Yesterday marked the end of my tenure as curator of the Yahoo! Design Pattern library, a role I held for more than three years, longer than any of my predecessors. Speaking of which, let me take a moment to thank the following people:
- Erin Malone, who envisioned the library, championed it, and brought into being
- Chanel Wheeler, who built the core infrastructure in Drupal for the first-gen library
- Matt Leacock, the first curator, who established the processes and set very high standards for pattern shepherding
- Bill Scott, my immediate predecessor as curator, who brought the library to YDN (and hence to the public) and produced the influential set of rich interaction patterns that established the library’s reputation
When I started in January of 2007, the library had gone for a few months without active curation. A lot of the processes used to generate and publish patterns had gotten rusty. I did what I could to reform these processes based on what worked and what didn’t, and spent a fair amount of time reviewing and cleaning up unfinished and obsolete patterns. Meanwhile, I worked at pushing more patterns through the pipeline and publishing as many as possible.
There were 24 patterns in the public version of the library when I took over. Today there are 59. I also took it upon myself to delineate and describe a subset of social design patterns, a project that led to a book and an independent wiki.

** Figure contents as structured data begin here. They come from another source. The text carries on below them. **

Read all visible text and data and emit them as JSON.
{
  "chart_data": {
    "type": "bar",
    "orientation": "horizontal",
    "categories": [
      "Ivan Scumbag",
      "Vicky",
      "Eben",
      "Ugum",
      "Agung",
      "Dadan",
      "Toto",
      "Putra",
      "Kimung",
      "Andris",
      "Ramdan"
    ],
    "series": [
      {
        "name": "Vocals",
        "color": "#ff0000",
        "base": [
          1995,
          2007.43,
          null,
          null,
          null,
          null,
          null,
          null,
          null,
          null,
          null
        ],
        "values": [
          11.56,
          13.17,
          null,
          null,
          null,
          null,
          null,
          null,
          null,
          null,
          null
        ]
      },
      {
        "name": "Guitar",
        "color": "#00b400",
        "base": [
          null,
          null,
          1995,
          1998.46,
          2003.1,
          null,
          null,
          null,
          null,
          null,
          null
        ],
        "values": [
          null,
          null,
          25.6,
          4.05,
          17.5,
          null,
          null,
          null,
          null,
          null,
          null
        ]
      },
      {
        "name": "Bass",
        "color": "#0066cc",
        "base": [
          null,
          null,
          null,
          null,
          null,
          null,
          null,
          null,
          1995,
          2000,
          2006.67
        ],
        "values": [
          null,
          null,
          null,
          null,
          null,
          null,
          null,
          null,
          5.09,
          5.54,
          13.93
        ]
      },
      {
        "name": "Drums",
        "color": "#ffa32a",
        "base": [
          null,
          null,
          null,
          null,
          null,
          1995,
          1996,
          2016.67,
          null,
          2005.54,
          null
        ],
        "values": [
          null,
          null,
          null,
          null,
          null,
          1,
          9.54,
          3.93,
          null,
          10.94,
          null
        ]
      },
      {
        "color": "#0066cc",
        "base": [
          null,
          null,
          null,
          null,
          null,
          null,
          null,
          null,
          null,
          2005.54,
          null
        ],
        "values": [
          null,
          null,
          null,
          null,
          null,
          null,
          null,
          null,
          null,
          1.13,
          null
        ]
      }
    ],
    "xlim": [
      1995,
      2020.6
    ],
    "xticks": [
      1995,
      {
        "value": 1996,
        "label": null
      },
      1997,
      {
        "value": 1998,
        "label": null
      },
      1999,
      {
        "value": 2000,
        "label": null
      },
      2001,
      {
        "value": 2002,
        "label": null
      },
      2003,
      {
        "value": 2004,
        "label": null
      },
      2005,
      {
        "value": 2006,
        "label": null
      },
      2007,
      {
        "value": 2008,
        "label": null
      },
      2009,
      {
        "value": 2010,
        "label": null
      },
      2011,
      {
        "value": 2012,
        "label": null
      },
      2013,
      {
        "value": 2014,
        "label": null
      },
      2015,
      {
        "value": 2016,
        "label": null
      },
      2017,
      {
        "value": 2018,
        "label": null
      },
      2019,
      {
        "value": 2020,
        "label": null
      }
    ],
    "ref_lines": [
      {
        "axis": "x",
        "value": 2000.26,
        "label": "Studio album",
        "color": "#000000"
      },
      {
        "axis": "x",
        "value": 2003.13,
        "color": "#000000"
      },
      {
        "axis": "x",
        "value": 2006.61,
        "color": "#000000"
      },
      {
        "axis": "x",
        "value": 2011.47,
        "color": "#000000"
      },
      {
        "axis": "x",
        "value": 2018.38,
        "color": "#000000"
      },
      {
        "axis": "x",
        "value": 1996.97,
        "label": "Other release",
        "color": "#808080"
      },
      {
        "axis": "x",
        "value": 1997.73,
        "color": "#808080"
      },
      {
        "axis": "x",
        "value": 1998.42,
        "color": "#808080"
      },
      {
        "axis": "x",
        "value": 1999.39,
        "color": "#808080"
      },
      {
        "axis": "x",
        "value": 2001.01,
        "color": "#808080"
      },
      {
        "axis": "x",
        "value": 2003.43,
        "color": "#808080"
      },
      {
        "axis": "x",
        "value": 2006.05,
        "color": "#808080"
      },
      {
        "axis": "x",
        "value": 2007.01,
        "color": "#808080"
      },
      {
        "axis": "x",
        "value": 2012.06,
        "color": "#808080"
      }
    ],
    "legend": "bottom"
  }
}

When the library started, it was intended as an integral part of Yahoo!’s internal design processes, guidelines, and standards. It was created to be more flexible than a style guide and more focused on fundamental principles, as well as a tool for promoting consistency at Yahoo!.
Over time we found that the pattern collection excelled in the area of identifying universal design patterns. In recent years, the pattern library has been liberated to focus on general web-wide design patterns. This has given me a great deal of freedom to track down and document the patterns that I’m observing, creating a valuable reference that will be as useful for designers everywhere else as it is continues to be for Yahoo! designers.

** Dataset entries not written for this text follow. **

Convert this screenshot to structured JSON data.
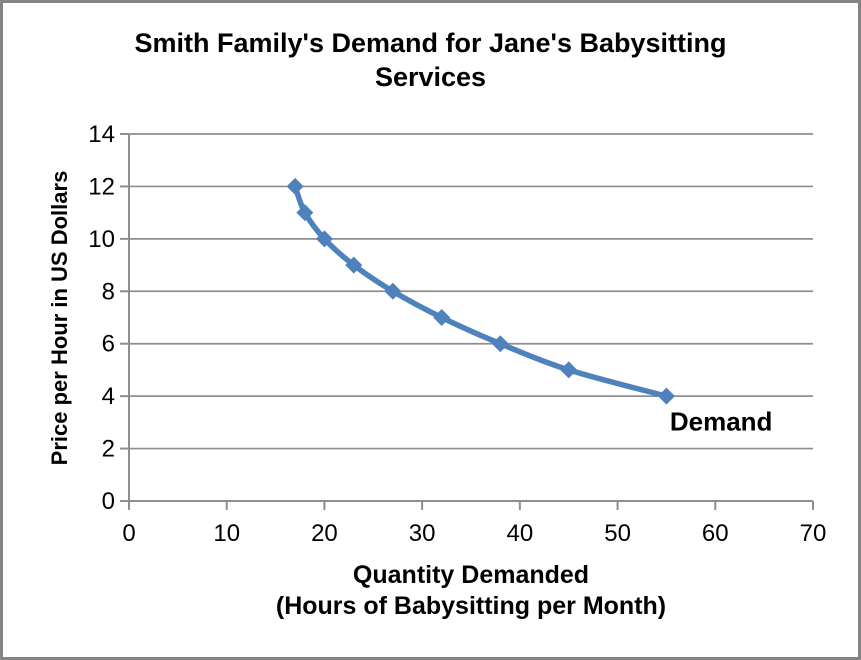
{
  "window": {
    "background": "#FFFFFF",
    "border_color": "#848484"
  },
  "chart_data": {
    "type": "line",
    "title": "Smith Family's Demand for Jane's Babysitting\nServices",
    "xlabel": "Quantity Demanded\n(Hours of Babysitting per Month)",
    "ylabel": "Price per Hour in US Dollars",
    "xlim": [
      0,
      70
    ],
    "ylim": [
      0,
      14
    ],
    "xticks": [
      0,
      10,
      20,
      30,
      40,
      50,
      60,
      70
    ],
    "yticks": [
      0,
      2,
      4,
      6,
      8,
      10,
      12,
      14
    ],
    "grid": "horizontal",
    "grid_color": "#8E8E8E",
    "axis_color": "#8E8E8E",
    "tick_label_color": "#000000",
    "legend": "none",
    "series": [
      {
        "name": "Demand",
        "color": "#4F81BD",
        "marker": "diamond",
        "smooth": true,
        "points": [
          {
            "x": 17,
            "y": 12
          },
          {
            "x": 18,
            "y": 11
          },
          {
            "x": 20,
            "y": 10
          },
          {
            "x": 23,
            "y": 9
          },
          {
            "x": 27,
            "y": 8
          },
          {
            "x": 32,
            "y": 7
          },
          {
            "x": 38,
            "y": 6
          },
          {
            "x": 45,
            "y": 5
          },
          {
            "x": 55,
            "y": 4
          }
        ]
      }
    ],
    "annotation": {
      "text": "Demand",
      "x": 60.6,
      "y": 3.0
    }
  }
}
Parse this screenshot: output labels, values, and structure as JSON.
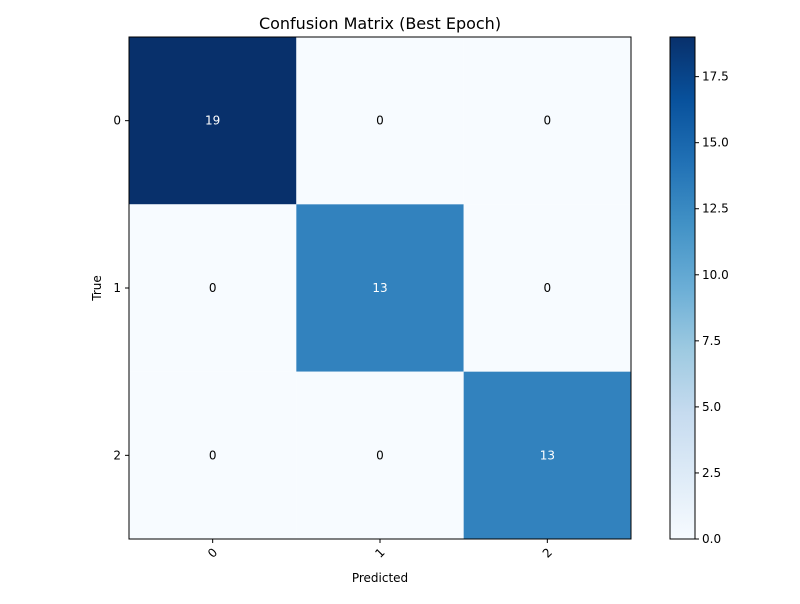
{
  "chart_data": {
    "type": "heatmap",
    "title": "Confusion Matrix (Best Epoch)",
    "xlabel": "Predicted",
    "ylabel": "True",
    "x_categories": [
      "0",
      "1",
      "2"
    ],
    "y_categories": [
      "0",
      "1",
      "2"
    ],
    "values": [
      [
        19,
        0,
        0
      ],
      [
        0,
        13,
        0
      ],
      [
        0,
        0,
        13
      ]
    ],
    "colormap": "Blues",
    "vmin": 0,
    "vmax": 19,
    "colorbar_ticks": [
      "0.0",
      "2.5",
      "5.0",
      "7.5",
      "10.0",
      "12.5",
      "15.0",
      "17.5"
    ],
    "colors": {
      "low": "#f7fbff",
      "high": "#08306b",
      "text_light": "#ffffff",
      "text_dark": "#000000"
    }
  }
}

The patterns in this library are shared with a Creative Commons license that permits anyone to take, reuse, adapt, and even commercialize any of the patterns in the library. The YUI Blog also includes many entries about Yahoo! patterns.
Curating this library, being the “pattern detective” has — beyond a shadow of a doubt — been the best job I have ever done in my life. I am brimming with gratitude toward the many fantastic people at Yahoo! who have advised me, helped me, guided me, challenged me, entertained me, and educated me. I will always be proud of the work we do here on behalf of the community of people who make the Web.
8 Comments
Well done my friend! The UX community salutes you for the great accomplishments as the pattern detective/curator/shepherd/troublemaker. Looking forward to seeing what’s next.
I can’t thank you and the other founders and curators enough for your work. But I’ll try. Thank you!!!
Christian,
You’ve always been one of my favorite Yahoos, now you’ll just be one of my favorite people. We miss you already!
Christian,
Congratulations on the wonderful work that has been done at Yahoo. You know what a fan I am. ;-) Many well wishes for the next adventure!
Christian,
As you know, I’ve pestered you for 2+ years to pick your brain and apply your knowledge of both patterns and processes to the maturing “Design Framework” I am curating at Blackboard. I appreciate your approachable demeanor, your willingness to share, and your overall contributions to Yahoo!
Cheers!
Christian, Congrats on the change. Consider the YDPL a great success as many UXers owe you for its curation. Thank You, Thank You, Thank You.
Congrats, friend! So happy for you, and proud of your work. You’ve done a real solid for so many people.
All the best and continued success!
thanks everyone for the exceedingly kind words! it’s been a privilege and an honor to play this visible role at the intersection of Yahoo! and user experience and patterns. I’m very proud of the work we’ve done here and I hope it continues to bear fruit.
I’d just like to note that the YDN crew is quietly delivering an ongoing drumbeat of juicy useful goodness for web makers across the spectrum, and I will continue to study the awesomeness that is released here on a steady basis from my next perch.